In determining whether a defendant understands the consequences of his or her plea, "the court must ensure that defendant [has been] informed of the direct penal consequences of the plea, generally, those relating to sentencing." Pressler & Verniero, Current N.J. Court Rules, comment 1.4.1 on R. 3:9-2 (2011). A court must inform a defendant of the maximum custodial sentence and fine that may be imposed for the offense to which he or she is pleading before the court accepts the plea. State v. Kovack, 91 N.J. 476, 481-84 (1982) (vacating a defendant's sentence and remanding on the ground that the defendant had not been informed of his exposure to a period of parole ineligibility as part of his sentence prior to entering his or her guilty plea); see also State v. Johnson, 182 N.J. 232, 241 (2005) ("hold[ing] that being subject to NERA's mandatory period of parole supervision constituted a direct, penal consequence of [a] defendant's plea," entitling the defendant to seek vacation of the plea); Sheil v. N.J. State Parole Bd., 244 N.J. Super. 521, 528 (App. Div. 1990) (stating that a defendant's misunderstanding of the amount of gap-time credits he was entitled to receive "may affect his understanding of the maximum time he will serve under a plea agreement"), appeal dismissed, 126 N.J. 308 (1991).
The trial court did not address defendant's argument that his attorney had misrepresented the amount of jail-time credits he was going to receive. Indeed, as we understand defendant's argument, counsel represented that all credits defendant was to receive would be applied against the period of parole ineligibility. Defendant contends that he would not have pled guilty had he been informed otherwise. Because the trial court did not address the issue and the record does not contain sufficient information to flesh out what defendant's attorney advised him, we reverse and remand to conduct an evidentiary hearing on defendant's claim that he received ineffective assistance of counsel at the time he entered the plea.
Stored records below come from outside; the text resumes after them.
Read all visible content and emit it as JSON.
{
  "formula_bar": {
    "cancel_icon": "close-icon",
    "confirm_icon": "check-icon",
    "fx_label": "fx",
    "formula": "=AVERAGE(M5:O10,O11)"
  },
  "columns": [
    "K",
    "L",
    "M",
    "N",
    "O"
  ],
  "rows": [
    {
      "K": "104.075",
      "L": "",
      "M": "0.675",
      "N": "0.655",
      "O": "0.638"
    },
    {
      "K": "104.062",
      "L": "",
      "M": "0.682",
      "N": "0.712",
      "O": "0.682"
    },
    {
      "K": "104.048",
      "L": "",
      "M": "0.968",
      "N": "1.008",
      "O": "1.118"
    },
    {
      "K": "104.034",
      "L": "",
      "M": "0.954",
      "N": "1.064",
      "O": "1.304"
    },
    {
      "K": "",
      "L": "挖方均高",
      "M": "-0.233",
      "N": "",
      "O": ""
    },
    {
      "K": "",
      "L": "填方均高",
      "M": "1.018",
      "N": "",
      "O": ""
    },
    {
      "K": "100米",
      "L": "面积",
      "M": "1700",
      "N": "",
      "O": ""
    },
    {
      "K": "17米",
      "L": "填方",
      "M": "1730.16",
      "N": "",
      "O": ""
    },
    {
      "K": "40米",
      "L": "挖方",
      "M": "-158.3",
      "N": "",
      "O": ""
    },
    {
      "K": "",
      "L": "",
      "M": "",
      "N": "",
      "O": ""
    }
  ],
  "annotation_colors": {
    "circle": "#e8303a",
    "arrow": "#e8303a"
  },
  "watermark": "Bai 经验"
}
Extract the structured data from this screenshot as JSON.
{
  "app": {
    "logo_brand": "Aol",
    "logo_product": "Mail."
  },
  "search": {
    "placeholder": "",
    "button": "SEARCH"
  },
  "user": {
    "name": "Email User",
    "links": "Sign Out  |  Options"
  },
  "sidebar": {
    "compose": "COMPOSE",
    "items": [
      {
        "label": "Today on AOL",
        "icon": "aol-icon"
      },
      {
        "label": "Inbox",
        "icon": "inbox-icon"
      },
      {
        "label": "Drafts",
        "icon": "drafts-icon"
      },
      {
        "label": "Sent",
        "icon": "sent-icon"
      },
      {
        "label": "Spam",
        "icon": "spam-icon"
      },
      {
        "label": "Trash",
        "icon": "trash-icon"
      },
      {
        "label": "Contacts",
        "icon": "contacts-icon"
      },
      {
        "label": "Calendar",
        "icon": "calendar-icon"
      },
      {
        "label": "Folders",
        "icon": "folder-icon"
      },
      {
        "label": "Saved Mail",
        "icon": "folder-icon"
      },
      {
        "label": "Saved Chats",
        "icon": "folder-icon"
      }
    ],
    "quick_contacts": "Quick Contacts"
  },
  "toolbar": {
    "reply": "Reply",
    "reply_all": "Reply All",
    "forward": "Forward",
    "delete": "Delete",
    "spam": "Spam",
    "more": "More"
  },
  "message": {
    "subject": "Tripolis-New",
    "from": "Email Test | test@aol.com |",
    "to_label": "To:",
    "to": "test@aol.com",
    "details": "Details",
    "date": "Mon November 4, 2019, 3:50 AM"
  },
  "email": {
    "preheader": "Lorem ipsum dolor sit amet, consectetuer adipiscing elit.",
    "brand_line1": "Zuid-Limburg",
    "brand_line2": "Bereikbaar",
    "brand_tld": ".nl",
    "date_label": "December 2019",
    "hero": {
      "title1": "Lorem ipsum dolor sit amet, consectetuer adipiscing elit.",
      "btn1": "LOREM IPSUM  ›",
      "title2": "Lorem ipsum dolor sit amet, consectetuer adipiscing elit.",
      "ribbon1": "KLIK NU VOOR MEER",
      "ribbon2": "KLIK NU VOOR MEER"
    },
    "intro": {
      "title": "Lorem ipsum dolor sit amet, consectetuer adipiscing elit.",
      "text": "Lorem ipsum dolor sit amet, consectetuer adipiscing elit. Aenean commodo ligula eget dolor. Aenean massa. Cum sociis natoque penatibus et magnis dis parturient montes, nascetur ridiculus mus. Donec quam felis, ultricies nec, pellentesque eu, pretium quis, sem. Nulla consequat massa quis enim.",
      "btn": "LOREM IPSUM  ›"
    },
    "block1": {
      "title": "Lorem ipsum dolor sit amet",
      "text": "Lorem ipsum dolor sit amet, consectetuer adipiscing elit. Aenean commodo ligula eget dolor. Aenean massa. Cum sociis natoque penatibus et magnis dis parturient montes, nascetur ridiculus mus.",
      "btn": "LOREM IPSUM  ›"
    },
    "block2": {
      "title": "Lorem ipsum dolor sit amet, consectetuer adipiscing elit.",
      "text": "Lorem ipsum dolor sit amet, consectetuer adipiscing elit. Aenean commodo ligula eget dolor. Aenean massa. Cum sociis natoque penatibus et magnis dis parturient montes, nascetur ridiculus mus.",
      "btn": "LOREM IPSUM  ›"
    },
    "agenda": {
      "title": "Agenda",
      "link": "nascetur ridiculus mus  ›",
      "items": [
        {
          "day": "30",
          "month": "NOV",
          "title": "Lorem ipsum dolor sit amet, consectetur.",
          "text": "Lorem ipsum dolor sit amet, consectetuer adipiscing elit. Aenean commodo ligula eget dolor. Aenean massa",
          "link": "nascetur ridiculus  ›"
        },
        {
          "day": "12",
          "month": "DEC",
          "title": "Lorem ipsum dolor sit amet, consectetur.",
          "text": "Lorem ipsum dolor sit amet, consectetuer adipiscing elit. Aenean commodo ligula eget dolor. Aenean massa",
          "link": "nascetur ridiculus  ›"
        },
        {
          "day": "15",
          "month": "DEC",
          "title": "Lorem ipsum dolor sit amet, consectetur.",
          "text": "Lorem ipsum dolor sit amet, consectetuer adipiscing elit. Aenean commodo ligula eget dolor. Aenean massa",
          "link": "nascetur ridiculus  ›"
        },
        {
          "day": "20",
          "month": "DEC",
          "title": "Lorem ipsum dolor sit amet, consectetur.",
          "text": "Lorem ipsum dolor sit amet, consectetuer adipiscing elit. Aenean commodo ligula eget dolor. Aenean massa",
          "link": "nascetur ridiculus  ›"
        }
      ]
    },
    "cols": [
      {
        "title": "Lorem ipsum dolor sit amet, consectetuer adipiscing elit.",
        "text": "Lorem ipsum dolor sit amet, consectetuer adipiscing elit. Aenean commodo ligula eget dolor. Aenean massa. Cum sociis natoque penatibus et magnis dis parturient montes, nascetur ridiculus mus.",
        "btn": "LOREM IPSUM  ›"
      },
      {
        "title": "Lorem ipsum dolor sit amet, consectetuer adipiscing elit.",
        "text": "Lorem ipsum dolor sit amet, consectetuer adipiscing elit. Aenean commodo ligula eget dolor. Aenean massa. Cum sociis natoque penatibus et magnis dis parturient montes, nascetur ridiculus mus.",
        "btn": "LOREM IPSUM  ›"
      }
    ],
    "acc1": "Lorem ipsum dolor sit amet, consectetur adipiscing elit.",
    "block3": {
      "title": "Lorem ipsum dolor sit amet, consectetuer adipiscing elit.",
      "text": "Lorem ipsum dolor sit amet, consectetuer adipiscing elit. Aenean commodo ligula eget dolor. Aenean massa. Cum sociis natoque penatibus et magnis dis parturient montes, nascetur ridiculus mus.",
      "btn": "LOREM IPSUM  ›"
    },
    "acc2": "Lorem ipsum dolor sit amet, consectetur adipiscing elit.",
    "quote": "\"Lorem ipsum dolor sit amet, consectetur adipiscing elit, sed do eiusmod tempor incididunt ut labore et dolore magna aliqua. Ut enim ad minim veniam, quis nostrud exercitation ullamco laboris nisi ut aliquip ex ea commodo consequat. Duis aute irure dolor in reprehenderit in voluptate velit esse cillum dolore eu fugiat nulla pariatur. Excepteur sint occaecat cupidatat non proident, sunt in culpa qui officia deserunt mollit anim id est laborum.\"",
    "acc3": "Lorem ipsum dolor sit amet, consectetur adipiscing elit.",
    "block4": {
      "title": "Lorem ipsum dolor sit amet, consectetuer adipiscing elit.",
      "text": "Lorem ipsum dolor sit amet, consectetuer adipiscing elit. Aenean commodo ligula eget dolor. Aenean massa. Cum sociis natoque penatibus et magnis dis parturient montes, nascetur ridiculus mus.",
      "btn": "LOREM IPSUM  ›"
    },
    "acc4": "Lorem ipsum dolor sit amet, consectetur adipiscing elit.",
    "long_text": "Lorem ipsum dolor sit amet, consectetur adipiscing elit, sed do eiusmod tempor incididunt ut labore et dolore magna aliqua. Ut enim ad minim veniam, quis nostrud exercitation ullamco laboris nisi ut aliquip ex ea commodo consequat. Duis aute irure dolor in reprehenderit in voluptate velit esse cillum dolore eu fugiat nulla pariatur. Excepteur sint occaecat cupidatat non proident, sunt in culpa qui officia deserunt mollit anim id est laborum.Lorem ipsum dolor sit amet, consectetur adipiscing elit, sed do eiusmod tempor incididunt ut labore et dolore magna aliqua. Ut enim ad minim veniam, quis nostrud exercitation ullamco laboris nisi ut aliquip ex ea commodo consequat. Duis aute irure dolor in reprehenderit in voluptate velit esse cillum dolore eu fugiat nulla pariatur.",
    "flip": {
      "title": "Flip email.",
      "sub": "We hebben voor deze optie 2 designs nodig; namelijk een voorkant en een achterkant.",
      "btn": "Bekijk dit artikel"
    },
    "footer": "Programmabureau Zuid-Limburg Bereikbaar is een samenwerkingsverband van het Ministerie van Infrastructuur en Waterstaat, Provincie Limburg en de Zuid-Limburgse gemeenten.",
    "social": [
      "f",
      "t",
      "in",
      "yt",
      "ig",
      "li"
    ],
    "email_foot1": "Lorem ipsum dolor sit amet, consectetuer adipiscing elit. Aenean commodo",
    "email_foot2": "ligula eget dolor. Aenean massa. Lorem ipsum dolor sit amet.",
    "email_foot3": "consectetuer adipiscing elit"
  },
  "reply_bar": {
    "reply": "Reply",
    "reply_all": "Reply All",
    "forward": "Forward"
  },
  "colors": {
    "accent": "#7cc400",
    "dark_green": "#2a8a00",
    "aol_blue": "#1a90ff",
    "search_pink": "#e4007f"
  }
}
Additionally, we note that the judgment of conviction does not indicate that the sentence includes a three-year term of parole supervision upon release as mandated by NERA. On remand, the court shall enter a corrected judgment of conviction.
Affirmed in part, reversed in part, and remanded for further proceedings consistent with this opinion on Indictment No. 06-05-0664. We do not retain jurisdiction.